A dodici mesi dalla vittoria elettorale, la Presidente della Regione Sardegna, Alessandra Todde, ha tracciato un bilancio del primo anno di mandato. In un lungo post sui suoi canali social, ha rivendicato i risultati raggiunti e riconosciuto le sfide ancora aperte.

“Il 25 febbraio 2024 avete scelto il cambiamento. Il momento del noi. Il cambiamento si costruisce, non si improvvisa”, ha scritto.

Autonomia e fondi: lo scontro con lo Stato

Uno dei temi centrali dell’ultimo anno è stata la difesa dell’autonomia speciale della Sardegna. La Regione si è opposta all’Autonomia differenziata, che secondo Todde avrebbe sottratto risorse all’isola.

“Abbiamo difeso l’autonomia speciale, opponendoci a una legge che avrebbe sottratto risorse per darle alle regioni più ricche”, ha affermato.

Parallelamente, la Regione ha avviato una vertenza con lo Stato per recuperare 1,7 miliardi di euro, ritenuti sottratti ai sardi tra il 2010 e il 2024.

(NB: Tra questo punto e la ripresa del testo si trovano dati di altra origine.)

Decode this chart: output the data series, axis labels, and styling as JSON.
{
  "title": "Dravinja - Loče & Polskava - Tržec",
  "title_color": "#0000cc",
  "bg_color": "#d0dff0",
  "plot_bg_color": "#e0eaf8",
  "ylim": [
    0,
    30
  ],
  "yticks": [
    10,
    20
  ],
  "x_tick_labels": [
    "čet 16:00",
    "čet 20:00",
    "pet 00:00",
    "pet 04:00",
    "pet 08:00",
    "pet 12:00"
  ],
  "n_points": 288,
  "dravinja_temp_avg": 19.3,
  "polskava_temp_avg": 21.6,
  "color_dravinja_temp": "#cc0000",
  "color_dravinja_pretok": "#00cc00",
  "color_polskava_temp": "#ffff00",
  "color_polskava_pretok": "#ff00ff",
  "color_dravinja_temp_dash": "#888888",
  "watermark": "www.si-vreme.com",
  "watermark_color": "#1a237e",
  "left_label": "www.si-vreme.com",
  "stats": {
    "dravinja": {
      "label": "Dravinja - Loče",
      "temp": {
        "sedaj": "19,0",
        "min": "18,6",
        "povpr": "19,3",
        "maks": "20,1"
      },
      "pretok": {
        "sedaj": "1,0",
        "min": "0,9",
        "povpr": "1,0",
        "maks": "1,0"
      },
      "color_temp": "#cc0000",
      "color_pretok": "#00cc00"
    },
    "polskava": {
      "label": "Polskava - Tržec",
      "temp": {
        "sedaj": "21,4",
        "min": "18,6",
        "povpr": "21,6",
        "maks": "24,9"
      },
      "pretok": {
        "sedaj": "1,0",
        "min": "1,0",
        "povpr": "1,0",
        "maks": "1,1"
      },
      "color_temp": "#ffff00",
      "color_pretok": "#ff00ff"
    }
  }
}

Infrastrutture e cantieri: investimenti sbloccati

Il governo regionale ha annunciato lo sblocco di 3,7 miliardi di euro dal Fondo di Sviluppo e Coesione, destinati a scuole, edilizia popolare, infrastrutture e gestione idrica.

“Dopo oltre dieci anni di immobilismo, è finalmente arrivato il via libera per le bonifiche de La Maddalena”, ha scritto Todde.

Inoltre, sono ripartiti i lavori su diverse arterie stradali, tra cui la Sassari-Alghero, la SS 131 e la SS 125 San Priamo-Tertenia.

Lavoro e imprese: crescita e stabilizzazione

Per il mercato del lavoro e il sostegno alle imprese, la Regione ha stanziato 80 milioni di euro per assunzioni e stabilizzazioni, 81 milioni per le imprese, 25 milioni per gli artigiani e 25 milioni per il commercio.

Todde ha definito la crescita economica una priorità, legandola al concetto di giustizia sociale.

Energia e trasporti: nuove regole e collegamenti

Sul fronte energetico, la Regione ha approvato una legge per regolamentare le aree idonee alla produzione di energia e ha stanziato 700 milioni di euro per un modello basato sulle rinnovabili.

Per quanto riguarda i trasporti, sono stati potenziati i voli su Cagliari, Olbia e Alghero. È stato inoltre pubblicato un nuovo bando per i collegamenti con le isole minori e avviata una trattativa con il governo per la continuità territoriale delle merci.

Sanità: liste d’attesa e riorganizzazione

Todde ha parlato anche della sanità, settore che rimane una delle principali criticità della Regione.

“In un anno, 170 delibere hanno posto le basi per la ripartenza”, ha dichiarato, sottolineando gli sforzi per ridurre le liste d’attesa, migliorare la distribuzione dei farmaci e potenziare l’assistenza nei territori più isolati.

In Consiglio Regionale è iniziata la discussione sulla riorganizzazione del sistema sanitario.

Futuro e ricerca: il progetto Einstein Telescope

Tra gli investimenti strategici, la Regione ha destinato 350 milioni di euro per sostenere la candidatura dell’Einstein Telescope, un’infrastruttura di ricerca che potrebbe trasformare la Sardegna in un polo scientifico internazionale.

“Abbiamo investito sul futuro con infrastrutture, scuola e ricerca. Il nostro impegno non si ferma”, ha scritto Todde.

Todde: “tanto è stato fatto, ma non basta”

La Presidente ha riconosciuto che il percorso è ancora lungo.

“Tanto è stato fatto, ma sappiamo che non basta, anzi sembra poco davanti ai bisogni della nostra isola”, ha ammesso.

Todde ha ribadito l’impegno della sua amministrazione: “Il lavoro continua, con la stessa determinazione, con lo stesso senso di responsabilità, con la stessa voglia di costruire un futuro migliore”.

Resta ora da vedere se le misure adottate saranno sufficienti a incidere concretamente sulla vita dei cittadini sardi.